Sequence of events for the ADP-ribosylation of eEF2. (A) The structure of the eEF2–ExoA_c complex before NAD⁺ binding. ExoA_c is shown in blue, eEF2 in green and hydrogen bonds in purple. Residues surrounding the NAD⁺ binding pocket are shown as a ball-and-stick representation (Protein Data Bank accession code 1ZM3; Jorgensen et al, 2005). (B) Structure of the eEF2–ExoA_c–βTAD complex with the trimethyl ammonium group of the diphthamide (Diph; green) reaching towards the nicotinamide phosphate of βTAD (black carbons; Protein Data Bank accession code 1ZM4; Jorgensen et al, 2005). (C) The structure of the eEF2–ExoA_c(R551H)–NAD⁺ complex with L1 hydrogen bonding to the NAD⁺ (grey carbons) and the diphthamide.
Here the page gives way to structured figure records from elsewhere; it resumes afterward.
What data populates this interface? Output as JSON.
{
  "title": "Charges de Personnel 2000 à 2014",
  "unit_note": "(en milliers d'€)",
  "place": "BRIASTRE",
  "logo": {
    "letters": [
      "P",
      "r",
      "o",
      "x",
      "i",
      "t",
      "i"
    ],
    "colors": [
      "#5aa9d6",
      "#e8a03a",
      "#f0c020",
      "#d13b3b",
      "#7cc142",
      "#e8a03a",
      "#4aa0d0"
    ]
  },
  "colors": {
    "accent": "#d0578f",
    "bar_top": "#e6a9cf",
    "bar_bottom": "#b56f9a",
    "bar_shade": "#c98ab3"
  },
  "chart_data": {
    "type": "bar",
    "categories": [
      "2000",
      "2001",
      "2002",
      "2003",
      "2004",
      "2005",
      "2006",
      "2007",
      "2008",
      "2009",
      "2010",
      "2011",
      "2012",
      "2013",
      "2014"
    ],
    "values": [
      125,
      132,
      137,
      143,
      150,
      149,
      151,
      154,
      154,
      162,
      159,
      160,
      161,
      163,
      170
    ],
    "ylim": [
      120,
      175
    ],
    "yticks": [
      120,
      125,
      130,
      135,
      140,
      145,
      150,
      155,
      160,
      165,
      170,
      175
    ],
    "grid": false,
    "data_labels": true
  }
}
Several water molecules (brown spheres) mediate contact between NAD⁺ and ExoA_c. (D) The ADP-ribosyltransferase reaction product, the ADPR–eEF2–ExoA_c complex (Protein Data Bank accession code 1ZM2; Jorgensen et al, 2005). The ADP-ribose (grey carbons) has been transferred from NAD⁺ (donor) to N3 of the imidazole ring of the diphthamide residue. The nicotinamide is docked into the binding pocket. ExoA, exotoxin A; eEF2, elongation factor 2; L, loop.

Figure 3

The NAD⁺ binding pocket. (A) A comparison of the NAD⁺-binding site in the eEF2–ExoA_c–βTAD complex and the eEF2–ExoA_c(R551H)–NAD⁺ mutant complex. In the eEF2–ExoA_c–βTAD complex, ExoA_c is shown in dark brown, eEF2 in light brown and βTAD in black. In the eEF2–ExoA_c(R551H)–NAD⁺ complex, ExoA_c is shown in blue, eEF2 in dark green and NAD⁺ in grey. Residues involved in coordinating NAD⁺ are shown as a ball-and-stick representation. (B) Conformation of L1, and the NAD⁺ and βTAD legends in the NAD⁺-binding site as viewed from the diphthamide residue. When compared with (A), the view is rotated −90° around the x axis and 90° around the z axis. Residue and legend colours are as shown in (A). (C) Transparent surface representation of the complex. Open conformation of L1 (blue cartoon with Asp 461 (D 461) in a ball-and-stick representation) in the eEF2–ExoA_c–βTAD complex. The βTAD (black), the diphthamide (white carbons) and the ExoA_c E551H (blue) are shown as a ball-and-stick representation. (D) Closed conformation of L1 in the eEF2–ExoA_c(E551H)–NAD⁺ complex. The colouring is as in (C), except for NAD⁺ (grey ball and stick). ExoA, exotoxin A; eEF2, elongation factor 2; L, loop.

Figure 4

Transition-state model for the ADP-ribosyltransferase reaction. (A) The imidazole ring of the diphthamide residue (Diph; dark green; N3 nucleophile, cyan) migrates towards the nicotinamide ribose as the TMA group of the diphthamide moves between L1 of the toxin and the NAD⁺ phosphates. The original diphthamide position from the eEF2–ExoA_c(R551H)–NAD⁺ structure is shown in light brown with Gly 701, Gly 702 and Gly 703 in red. Active-site residues of ExoA_c are shown as light blue ball and sticks, with the position of Glu 546 (before roamer rotation) and Arg 551 shown in brown. ADP-ribose and nicotinamide carbons are shown in grey (C1 electrophile, dark grey). Known hydrogen bonds are shown in purple, whereas potential interactions during transition-state formation are indicated in yellow. (B) The electrostatic molecular surface of the binding pocket of the eEF2–ExoA_c(R551H)–NAD⁺ complex. Charges were assigned to ExoA_c during electrostatic calculations and the position of NAD⁺ (grey) is shown as a ball-and-stick representation. Asp 461 and Glu 546 (blue), and the diphthamide (white) are shown as a ball-and-stick representation. ExoA, exotoxin A; eEF2, elongation factor 2; L, loop; TMA, trimethyl ammonium.